Big Brother Awards verliehen: Negativpreis für Big-Tech-Konzerne
Die Big Brother Awards für Überwachung gehen dieses Jahr unter anderem an eine umstrittene Plattform – und eine neue KI-Funktion.

Digitalcourage vergibt die Negativauszeichnung Big Brother Awards jährlich. Prämiert werden dabei Unternehmen, Personen und Institutionen, die besonders negativ in Sachen Überwachung und Umgang mit persönlichen Daten auffallen. Im vergangenen Jahr traf es unter anderem die Deutsche Bahn für ihre Bestrebungen, Kund:innen immer mehr zur Nutzung ihrer digitalen Buchungs- und Ausweiswege zu drängen und analoge Alternativen wie die BahnCard als Karte abzuschaffen.
Die Kurzvideo-Plattform Tiktok, hinter der das chinesische Unternehmen Bytedance steht, ist schon länger in der Kritik. Untersuchungen, etwa der NGO Global Witness, zeigten an Hand von neutralen Accounts, dass der Algorithmus von Tiktok AfD-nahe Inhalte gegenüber denen anderer Parteien bevorzugt.
Dazu kommt, dass die unendliche Abfolge von Videos, die in algorithmisch optimierter Folge automatisch abgespielt werden, schnell eine Sogwirkung schafft. „Es handelt sich um eine Geldmaschine, die versucht, die Nutzenden abhängig zu machen“, sagt Weichert. Dabei blieben Plattform und Algorithmen komplett intransparent, selbst auf zu beantwortende Auskunftsersuchen werde nur unzureichend reagiert. Tiktok ließ eine Anfrage zu den Vorwürfen unbeantwortet.
KI mit Cloud
Als „creepy feature“ bezeichnete Frank Rosengart vom CCC Googles KI-Assistent Gemini, übersetzt etwa „gruselige Funktion“. Per Update komme es automatisiert auf die Telefone von Android-Nutzer:innen. Daten, die an Gemini gelangen, etwa durch Text- oder Spracheingabe landeten in der Cloud – und würden wiederum zum Training von Künstlicher Intelligenz verwendet.

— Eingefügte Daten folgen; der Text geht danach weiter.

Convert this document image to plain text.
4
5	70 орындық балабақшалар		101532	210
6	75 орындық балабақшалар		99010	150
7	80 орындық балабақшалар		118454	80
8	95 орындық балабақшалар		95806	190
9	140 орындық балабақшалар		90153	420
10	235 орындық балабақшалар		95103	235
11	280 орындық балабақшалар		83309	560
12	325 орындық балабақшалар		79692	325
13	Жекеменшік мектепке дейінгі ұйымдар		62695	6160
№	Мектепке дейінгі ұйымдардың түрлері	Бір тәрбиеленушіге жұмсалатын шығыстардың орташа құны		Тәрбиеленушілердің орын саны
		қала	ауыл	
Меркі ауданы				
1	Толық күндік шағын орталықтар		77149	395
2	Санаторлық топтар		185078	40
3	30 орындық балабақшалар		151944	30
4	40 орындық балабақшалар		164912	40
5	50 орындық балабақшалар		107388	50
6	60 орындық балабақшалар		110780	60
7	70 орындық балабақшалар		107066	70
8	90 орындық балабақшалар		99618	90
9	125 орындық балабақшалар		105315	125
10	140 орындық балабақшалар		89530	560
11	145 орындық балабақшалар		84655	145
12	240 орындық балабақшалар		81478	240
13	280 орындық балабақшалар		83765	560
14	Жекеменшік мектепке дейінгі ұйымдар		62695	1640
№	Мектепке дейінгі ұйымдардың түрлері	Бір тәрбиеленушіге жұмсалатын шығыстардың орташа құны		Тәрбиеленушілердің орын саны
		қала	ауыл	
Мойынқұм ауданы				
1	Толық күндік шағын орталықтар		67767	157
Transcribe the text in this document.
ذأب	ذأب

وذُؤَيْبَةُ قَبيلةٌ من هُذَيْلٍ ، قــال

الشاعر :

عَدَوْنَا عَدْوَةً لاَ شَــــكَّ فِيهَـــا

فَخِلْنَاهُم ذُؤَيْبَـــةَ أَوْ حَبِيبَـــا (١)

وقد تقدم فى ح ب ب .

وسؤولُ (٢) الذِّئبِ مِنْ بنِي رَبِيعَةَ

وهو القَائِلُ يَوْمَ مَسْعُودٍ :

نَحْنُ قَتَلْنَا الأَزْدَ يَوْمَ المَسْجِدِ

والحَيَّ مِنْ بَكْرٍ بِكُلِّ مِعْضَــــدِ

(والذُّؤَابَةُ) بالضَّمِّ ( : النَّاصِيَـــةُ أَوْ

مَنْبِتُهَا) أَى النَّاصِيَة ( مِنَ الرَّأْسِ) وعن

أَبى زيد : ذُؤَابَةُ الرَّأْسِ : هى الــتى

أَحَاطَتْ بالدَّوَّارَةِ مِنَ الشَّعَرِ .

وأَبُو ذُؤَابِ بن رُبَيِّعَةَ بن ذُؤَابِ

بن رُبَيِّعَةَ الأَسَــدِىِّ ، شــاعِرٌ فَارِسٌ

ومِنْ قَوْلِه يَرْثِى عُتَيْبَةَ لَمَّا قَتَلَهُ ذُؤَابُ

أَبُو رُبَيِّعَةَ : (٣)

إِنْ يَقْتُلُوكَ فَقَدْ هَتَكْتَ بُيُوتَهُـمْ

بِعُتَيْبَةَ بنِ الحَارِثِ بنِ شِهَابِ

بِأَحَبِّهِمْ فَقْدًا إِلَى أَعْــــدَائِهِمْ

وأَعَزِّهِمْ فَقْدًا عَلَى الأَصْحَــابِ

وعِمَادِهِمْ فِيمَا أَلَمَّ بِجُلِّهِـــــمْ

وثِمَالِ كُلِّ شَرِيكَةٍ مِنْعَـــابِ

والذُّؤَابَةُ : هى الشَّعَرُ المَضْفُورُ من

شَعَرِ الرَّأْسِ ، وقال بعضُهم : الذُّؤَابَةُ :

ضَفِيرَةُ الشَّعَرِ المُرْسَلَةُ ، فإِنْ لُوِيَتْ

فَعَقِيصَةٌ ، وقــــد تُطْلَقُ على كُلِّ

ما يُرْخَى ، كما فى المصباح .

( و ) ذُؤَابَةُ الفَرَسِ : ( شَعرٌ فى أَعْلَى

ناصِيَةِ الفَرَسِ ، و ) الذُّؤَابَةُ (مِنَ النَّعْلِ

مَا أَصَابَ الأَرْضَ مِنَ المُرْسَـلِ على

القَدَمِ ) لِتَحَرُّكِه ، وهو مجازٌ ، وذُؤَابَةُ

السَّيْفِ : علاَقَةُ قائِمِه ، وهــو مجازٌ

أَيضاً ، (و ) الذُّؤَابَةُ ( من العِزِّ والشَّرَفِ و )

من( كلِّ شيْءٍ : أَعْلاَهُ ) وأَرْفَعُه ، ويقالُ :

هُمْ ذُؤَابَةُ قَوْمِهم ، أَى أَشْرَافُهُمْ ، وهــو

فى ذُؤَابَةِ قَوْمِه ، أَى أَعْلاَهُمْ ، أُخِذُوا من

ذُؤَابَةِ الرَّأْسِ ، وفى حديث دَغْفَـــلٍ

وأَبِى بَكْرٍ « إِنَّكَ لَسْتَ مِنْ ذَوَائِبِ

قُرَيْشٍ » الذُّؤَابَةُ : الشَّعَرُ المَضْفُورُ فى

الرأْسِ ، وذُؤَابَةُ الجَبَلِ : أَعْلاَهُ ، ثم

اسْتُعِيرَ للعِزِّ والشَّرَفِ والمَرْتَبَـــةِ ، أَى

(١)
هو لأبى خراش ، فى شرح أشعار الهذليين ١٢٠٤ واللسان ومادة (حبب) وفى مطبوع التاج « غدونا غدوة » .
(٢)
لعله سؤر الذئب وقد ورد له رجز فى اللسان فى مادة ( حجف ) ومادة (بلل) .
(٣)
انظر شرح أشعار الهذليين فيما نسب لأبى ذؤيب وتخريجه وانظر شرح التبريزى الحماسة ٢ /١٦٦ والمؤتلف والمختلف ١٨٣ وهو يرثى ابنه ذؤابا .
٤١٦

„Die eingegebenen Daten sind nicht privat, das sagt auch Google indirekt“, sagt Rosengart. Die Daten könnten auch von menschlichen Mitarbeiter:innen eingesehen werden. Gemini sei allerdings so tief im Android-System verankert, dass es auch passieren könne, den Assistenten unbeabsichtigt zu nutzen, etwa wenn er Formulierungsvorschläge für eine Nachricht macht. Ein Google-Sprecher teilte auf Anfrage mit: „Wir danken der Jury des Big Brother Awards für ihre kritische Begleitung unserer Arbeit.“ Das Unternehmen arbeite daran „die Grenzen des wissenschaftlich Machbaren zu verschieben – verantwortungsbewusst und mit dem Ziel, Technologie zum Wohle aller zu gestalten.“
Weitere Preisträger sind in diesem Jahr Bundesinnenminister Alexander Dobrindt (CSU) für das von ihm geplante „Sicherheitspaket“, das unter anderem den umfangreichen Einsatz von umstrittenen Gesichtersuchmaschinen vorsieht. Zwei deutsche Gerichte erhalten den Award für, so die Jury-Begründung „krasse Fehlurteile in Sachen Amazon“.
Das Konzept des „Bürokratieabbaus“ wird prämiert, weil in dessen Namen unter anderem Digitalgesetze auf EU-Ebene geschwächt werden sollen. Und auf Initiative der Jugend-Community Teckids gibt es unter anderem einen Negativpreis für den Einsatz von iPads an Schulen – statt auf freie und offene Software zu setzen.